The skateboarder is part of the Imilla Skate collective, a group of young Bolivian women who skateboard while wearing traditional clothing.
With their high bowler hats, frilly skirts and elegant demeanour, the cholas - or cholitas as they are affectionately known, may look like they have stepped out of an early 20th century period drama, but this is the traditional dress of the indigenous women of Andean Bolivia.
Pride in their origins
In the Imilla crew, the 'pollera' skirt symbolises strength and empowerment. "These clothes are not a costume. This is an identity. This is what makes them cholitas and they are proud of that," explains Imilla Skate member Huara Medina Montaño. "The chola reflects the history of her heroism for liberty and independence," she adds.
Indigenous people of the country were once socially excluded and denied access to public transportation and communal areas. Bolivia's first indigenous president, Evo Morales, gave Amerindians greater recognition after his election.
In today's world, anything is possible. Brenda explains a cholita can be a lawyer, teacher, or even a TV presenter. "Why not us? As the Imilla Skate crew, we want to show people a cholita skateboarder," she says.

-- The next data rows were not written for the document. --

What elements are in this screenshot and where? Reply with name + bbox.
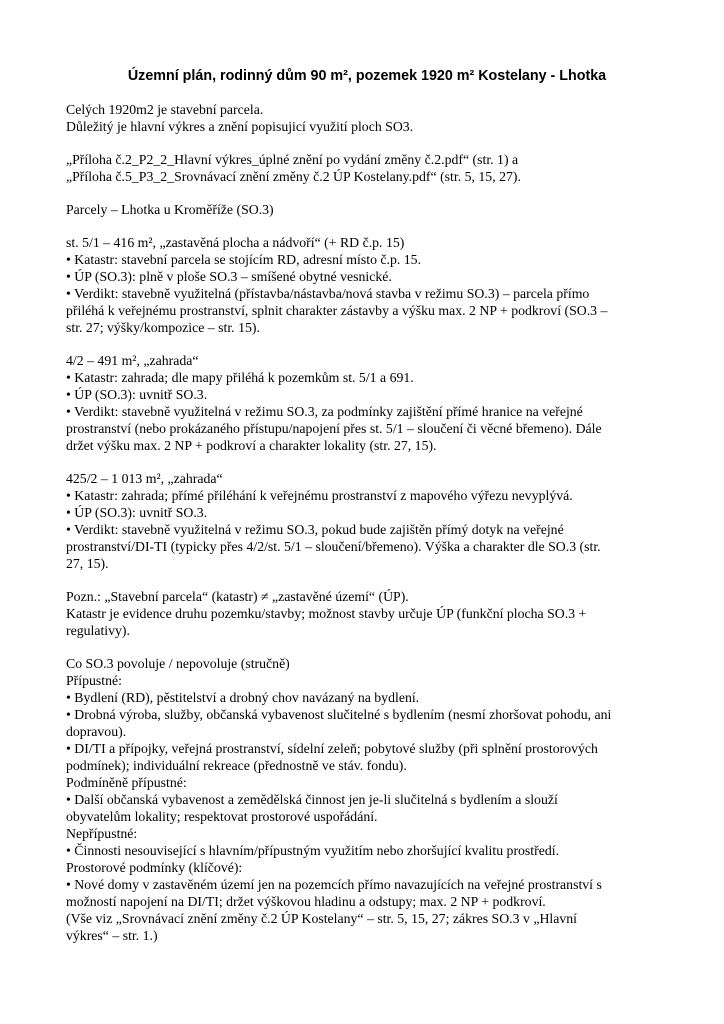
text-line: výkres“ – str. 1.) (66, 928, 158, 943)
text-line: • Katastr: zahrada; přímé přiléhání k veřejnému prostranství z mapového výřezu nevyplývá. (66, 488, 573, 503)
text-line: • Další občanská vybavenost a zemědělská činnost jen je-li slučitelná s bydlením a slouží (66, 792, 558, 807)
text-line: Co SO.3 povoluje / nepovoluje (stručně) (66, 656, 290, 671)
text-line: Celých 1920m2 je stavební parcela. (66, 102, 264, 117)
text-line: Nepřípustné: (66, 826, 138, 841)
text-line: • Nové domy v zastavěném území jen na pozemcích přímo navazujících na veřejné prostranství s (66, 877, 602, 892)
paragraph-so3-rules (66, 655, 668, 944)
text-line: 27, 15). (66, 556, 109, 571)
paragraph-section-heading-parcely (66, 201, 668, 218)
text-line: „Příloha č.2_P2_2_Hlavní výkres_úplné znění po vydání změny č.2.pdf“ (str. 1) a (66, 152, 519, 167)
paragraph-attachments (66, 151, 668, 185)
paragraph-parcel-425-2 (66, 470, 668, 572)
text-line: • ÚP (SO.3): uvnitř SO.3. (66, 505, 208, 520)
text-line: st. 5/1 – 416 m², „zastavěná plocha a nádvoří“ (+ RD č.p. 15) (66, 235, 405, 250)
text-line: „Příloha č.5_P3_2_Srovnávací znění změny č.2 ÚP Kostelany.pdf“ (str. 5, 15, 27). (66, 169, 521, 184)
text-line: možností napojení na DI/TI; držet výškovou hladinu a odstupy; max. 2 NP + podkroví. (66, 894, 546, 909)
text-line: • Katastr: stavební parcela se stojícím RD, adresní místo č.p. 15. (66, 252, 422, 267)
text-line: • Verdikt: stavebně využitelná v režimu SO.3, za podmínky zajištění přímé hranice na veřejné (66, 404, 583, 419)
text-line: přiléhá k veřejnému prostranství, splnit charakter zástavby a výšku max. 2 NP + podkroví (SO.3 – (66, 303, 608, 318)
paragraph-parcel-4-2 (66, 352, 668, 454)
text-line: prostranství (nebo prokázaného přístupu/napojení přes st. 5/1 – sloučení či věcné břemeno). Dále (66, 421, 602, 436)
text-line: • Bydlení (RD), pěstitelství a drobný chov navázaný na bydlení. (66, 690, 420, 705)
document-body (66, 101, 668, 944)
text-line: prostranství/DI-TI (typicky přes 4/2/st. 5/1 – sloučení/břemeno). Výška a charakter dle SO.3 (str. (66, 539, 601, 554)
paragraph-note (66, 588, 668, 639)
text-line: • Drobná výroba, služby, občanská vybavenost slučitelné s bydlením (nesmí zhoršovat pohodu, ani (66, 707, 612, 722)
text-line: • ÚP (SO.3): uvnitř SO.3. (66, 387, 208, 402)
text-line: regulativy). (66, 623, 130, 638)
paragraph-parcel-st-5-1 (66, 234, 668, 336)
text-line: Pozn.: „Stavební parcela“ (katastr) ≠ „zastavěné území“ (ÚP). (66, 589, 409, 604)
text-line: • Verdikt: stavebně využitelná (přístavba/nástavba/nová stavba v režimu SO.3) – parcela přímo (66, 286, 590, 301)
text-line: podmínek); individuální rekreace (přednostně ve stáv. fondu). (66, 758, 407, 773)
text-line: Katastr je evidence druhu pozemku/stavby; možnost stavby určuje ÚP (funkční plocha SO.3 + (66, 606, 587, 621)
text-line: • Verdikt: stavebně využitelná v režimu SO.3, pokud bude zajištěn přímý dotyk na veřejné (66, 522, 564, 537)
text-line: Prostorové podmínky (klíčové): (66, 860, 243, 875)
text-line: Podmíněně přípustné: (66, 775, 187, 790)
text-line: • Činnosti nesouvisející s hlavním/přípustným využitím nebo zhoršující kvalitu prostředí. (66, 843, 560, 858)
text-line: (Vše viz „Srovnávací znění změny č.2 ÚP Kostelany“ – str. 5, 15, 27; zákres SO.3 v „Hlavní (66, 911, 577, 926)
text-line: • Katastr: zahrada; dle mapy přiléhá k pozemkům st. 5/1 a 691. (66, 370, 414, 385)
text-line: dopravou). (66, 724, 127, 739)
document-title: Územní plán, rodinný dům 90 m², pozemek 1920 m² Kostelany - Lhotka (127, 68, 607, 84)
text-line: držet výšku max. 2 NP + podkroví a charakter lokality (str. 27, 15). (66, 438, 437, 453)
paragraph-intro (66, 101, 668, 135)
text-line: Parcely – Lhotka u Kroměříže (SO.3) (66, 202, 274, 217)
text-line: • ÚP (SO.3): plně v ploše SO.3 – smíšené obytné vesnické. (66, 269, 392, 284)
text-line: Důležitý je hlavní výkres a znění popisujicí využití ploch SO3. (66, 119, 414, 134)
text-line: 4/2 – 491 m², „zahrada“ (66, 353, 199, 368)
text-line: obyvatelům lokality; respektovat prostorové uspořádání. (66, 809, 378, 824)
text-line: 425/2 – 1 013 m², „zahrada“ (66, 471, 223, 486)
text-line: str. 27; výšky/kompozice – str. 15). (66, 320, 260, 335)
text-line: • DI/TI a přípojky, veřejná prostranství, sídelní zeleň; pobytové služby (při splnění prostorových (66, 741, 598, 756)
text-line: Přípustné: (66, 673, 122, 688)
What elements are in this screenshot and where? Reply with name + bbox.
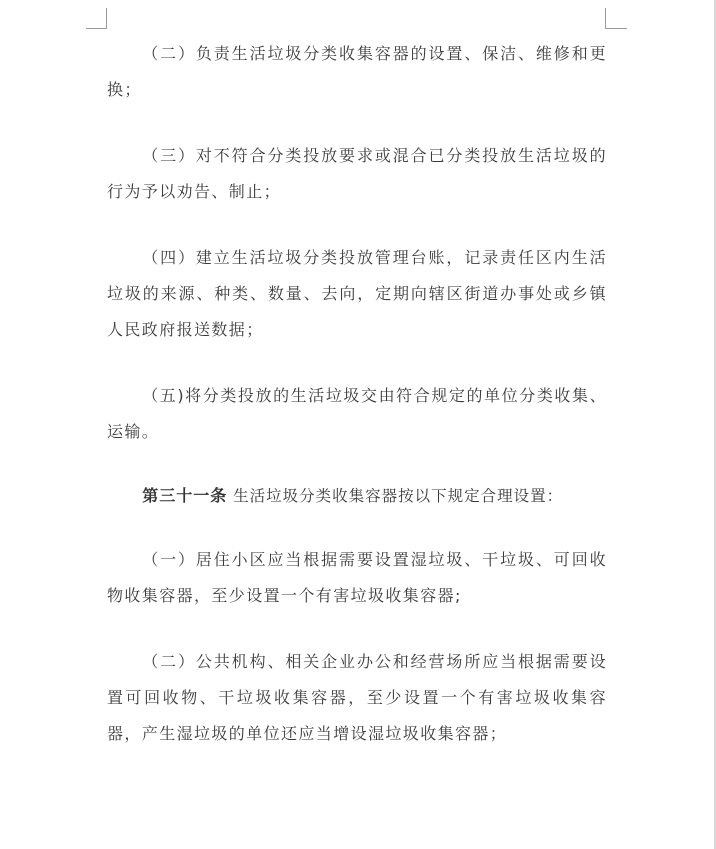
margin-corner-mark-top-right [605, 28, 627, 29]
article-31 [107, 478, 607, 514]
article-text: 生活垃圾分类收集容器按以下规定合理设置： [227, 487, 564, 505]
paragraph-item-3: （三）对不符合分类投放要求或混合已分类投放生活垃圾的行为予以劝告、制止； [107, 146, 607, 201]
article-heading: 第三十一条 [142, 486, 228, 505]
paragraph-item-5: （五)将分类投放的生活垃圾交由符合规定的单位分类收集、运输。 [107, 386, 607, 441]
list-item-1: （一）居住小区应当根据需要设置湿垃圾、干垃圾、可回收物收集容器，至少设置一个有害垃圾收集容器; [107, 550, 607, 605]
list-item-2: （二）公共机构、相关企业办公和经营场所应当根据需要设置可回收物、干垃圾收集容器，至少设置一个有害垃圾收集容器，产生湿垃圾的单位还应当增设湿垃圾收集容器； [107, 652, 607, 743]
paragraph-item-2: （二）负责生活垃圾分类收集容器的设置、保洁、维修和更换； [107, 44, 607, 99]
document-body[interactable] [107, 36, 607, 752]
margin-corner-mark-top-left [86, 28, 107, 29]
margin-corner-mark-top-left [106, 8, 107, 28]
paragraph-item-4: （四）建立生活垃圾分类投放管理台账，记录责任区内生活垃圾的来源、种类、数量、去向，定期向辖区街道办事处或乡镇人民政府报送数据； [107, 248, 607, 339]
margin-corner-mark-top-right [605, 8, 606, 28]
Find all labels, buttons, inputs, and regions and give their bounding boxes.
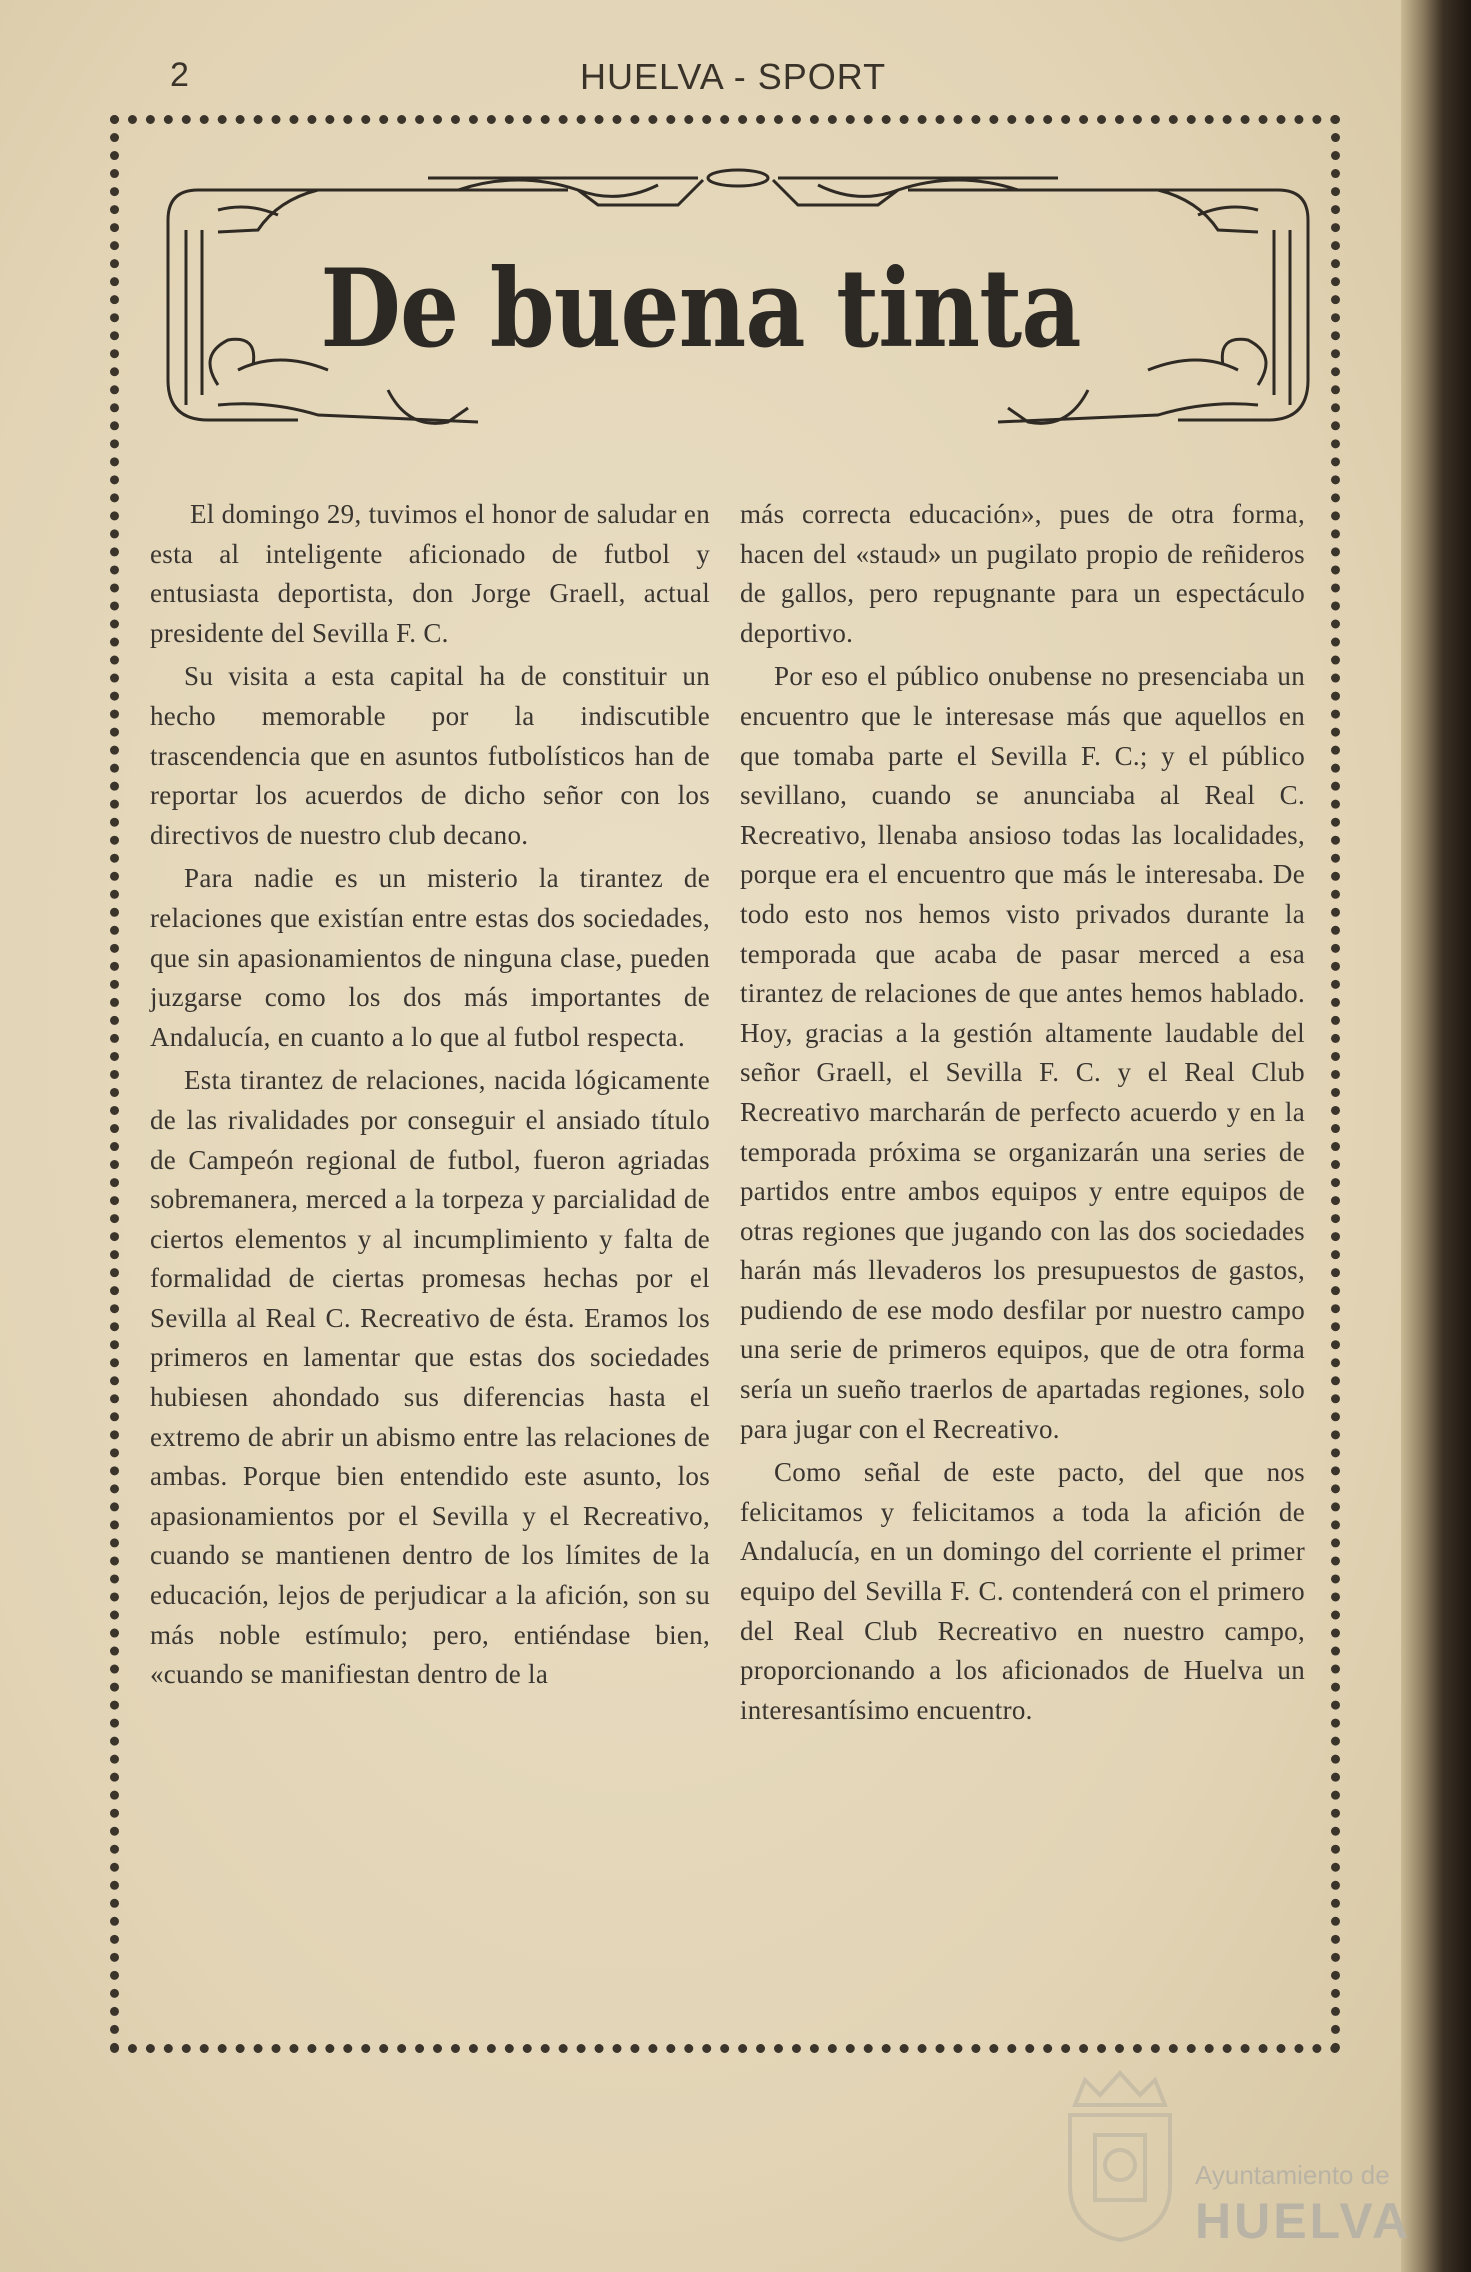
watermark-text: Ayuntamiento de: [1195, 2160, 1390, 2190]
article-left-column: [150, 495, 710, 1699]
city-coat-of-arms-icon: [1055, 2065, 1185, 2245]
paragraph: Para nadie es un misterio la tirantez de relaciones que existían entre estas dos sociedades, que sin apasionamientos de ninguna clase, pueden juzgarse como los dos más importantes de Andalucía, en cuanto a lo que al futbol respecta.: [150, 863, 710, 1052]
journal-title: HUELVA - SPORT: [580, 56, 887, 97]
paragraph: El domingo 29, tuvimos el honor de saludar en esta al inteligente aficionado de futbol y entusiasta deportista, don Jorge Graell, actual presidente del Sevilla F. C.: [150, 499, 710, 648]
watermark-city: HUELVA: [1195, 2193, 1412, 2249]
article-headline: De buena tinta: [320, 246, 1081, 372]
paragraph: Como señal de este pacto, del que nos felicitamos y felicitamos a toda la afición de Andalucía, en un domingo del corriente el primer equipo del Sevilla F. C. contenderá con el primero del Real Club Recreativo en nuestro campo, proporcionando a los aficionados de Huelva un interesantísimo encuentro.: [740, 1457, 1305, 1725]
paragraph: Esta tirantez de relaciones, nacida lógicamente de las rivalidades por conseguir el ansiado título de Campeón regional de futbol, fueron agriadas sobremanera, merced a la torpeza y parcialidad de ciertos elementos y al incumplimiento y falta de formalidad de ciertas promesas hechas por el Sevilla al Real C. Recreativo de ésta. Eramos los primeros en lamentar que estas dos sociedades hubiesen ahondado sus diferencias hasta el extremo de abrir un abismo entre las relaciones de ambas. Porque bien entendido este asunto, los apasionamientos por el Sevilla y el Recreativo, cuando se mantienen dentro de los límites de la educación, lejos de perjudicar a la afición, son su más noble estímulo; pero, entiéndase bien, «cuando se manifiestan dentro de la: [150, 1065, 710, 1690]
book-binding: [1401, 0, 1471, 2272]
page-number: 2: [170, 56, 189, 94]
running-head: [0, 52, 1401, 102]
paragraph: más correcta educación», pues de otra forma, hacen del «staud» un pugilato propio de reñideros de gallos, pero repugnante para un espectáculo deportivo.: [740, 499, 1305, 648]
paragraph: Por eso el público onubense no presenciaba un encuentro que le interesase más que aquellos en que tomaba parte el Sevilla F. C.; y el público sevillano, cuando se anunciaba al Real C. Recreativo, llenaba ansioso todas las localidades, porque era el encuentro que más le interesaba. De todo esto nos hemos visto privados durante la temporada que acaba de pasar merced a esa tirantez de relaciones de que antes hemos hablado. Hoy, gracias a la gestión altamente laudable del señor Graell, el Sevilla F. C. y el Real Club Recreativo marcharán de perfecto acuerdo y en la temporada próxima se organizarán una series de partidos entre ambos equipos y entre equipos de otras regiones que jugando con las dos sociedades harán más llevaderos los presupuestos de gastos, pudiendo de ese modo desfilar por nuestro campo una serie de primeros equipos, que de otra forma sería un sueño traerlos de apartadas regiones, solo para jugar con el Recreativo.: [740, 661, 1305, 1444]
paragraph: Su visita a esta capital ha de constituir un hecho memorable por la indiscutible trascendencia que en asuntos futbolísticos han de reportar los acuerdos de dicho señor con los directivos de nuestro club decano.: [150, 661, 710, 850]
article-right-column: [740, 495, 1305, 1734]
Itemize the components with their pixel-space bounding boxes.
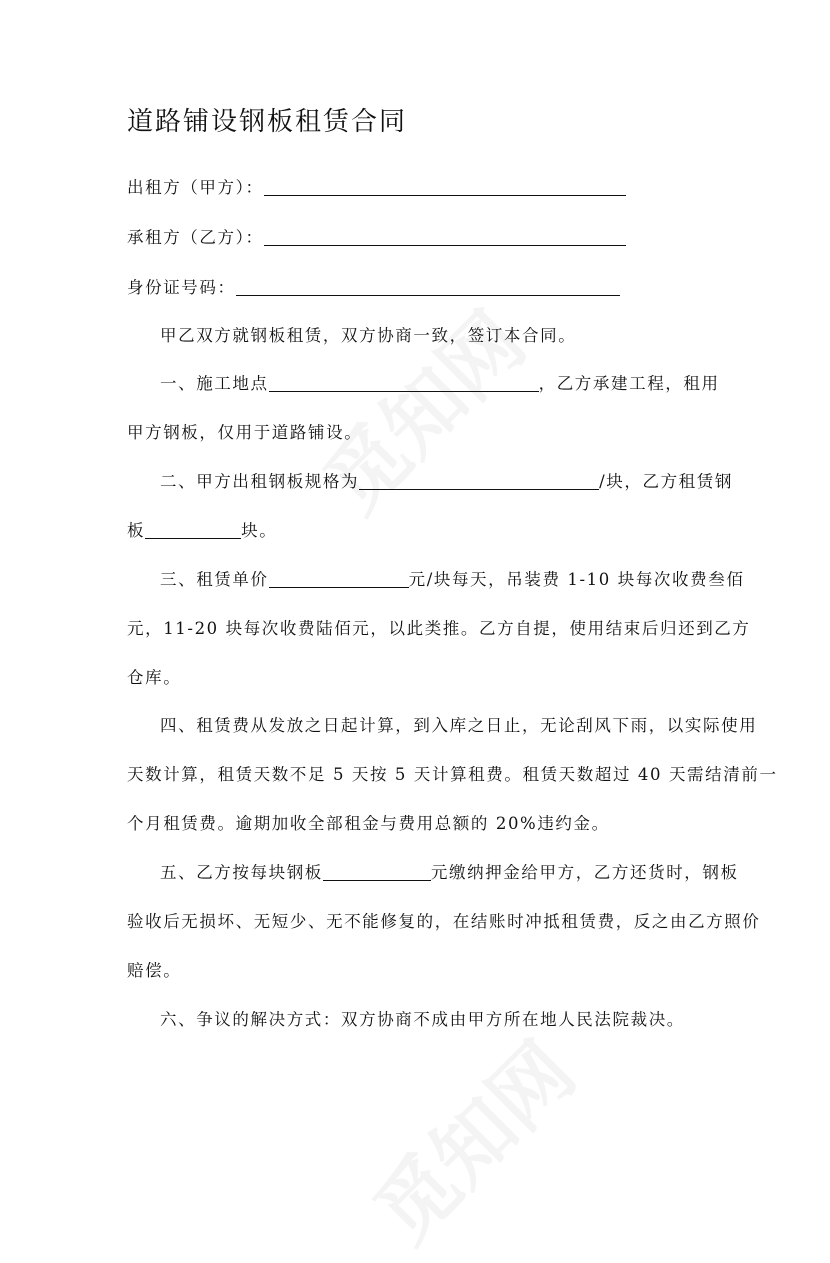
clause3-line1 <box>160 568 744 592</box>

As boardsports have gained popularity over the past decade, skateboarders are well known on the streets of Sucre. "What interests me more about this sport is that it's a discipline that pulls you out of your comfort zone. It pushes you out of your limits and it helps you to lose fear," explains Brenda.
"Skating is like life itself, as even if you fail lots of times with a trick and you don't get it done the first, second or even the 20th time, you have to keep on trying. The achievement is the happiness you feel when you accomplish the trick, the same with life when you achieve an objective. It's something satisfactory for yourself," explains Estefani Morales, a member of Imilla Skate.
The women's passion for the sport has drawn them together. "Skating as the Imilla Skate has helped us to bond, to strengthen ties as friends, as skate mates, even as a sisterhood. We are close to each other. We don't just skate, we support each other with our problems," says Brenda.
The collective aims to inspire other young girls to skateboard. Other women have started their own crews in response to their social media campaigning.
"The mothers and grandmothers of the girls from our crew are happy with what we are doing because we are giving a twist on how women in pollera are seen. It's great to contribute to that," says Daniela Santivañez.
Cholitas are proud of their roots and they have found a way to stay modern but never lose sight of their foundations and character. They would love to see more women skating down the streets with their polleras.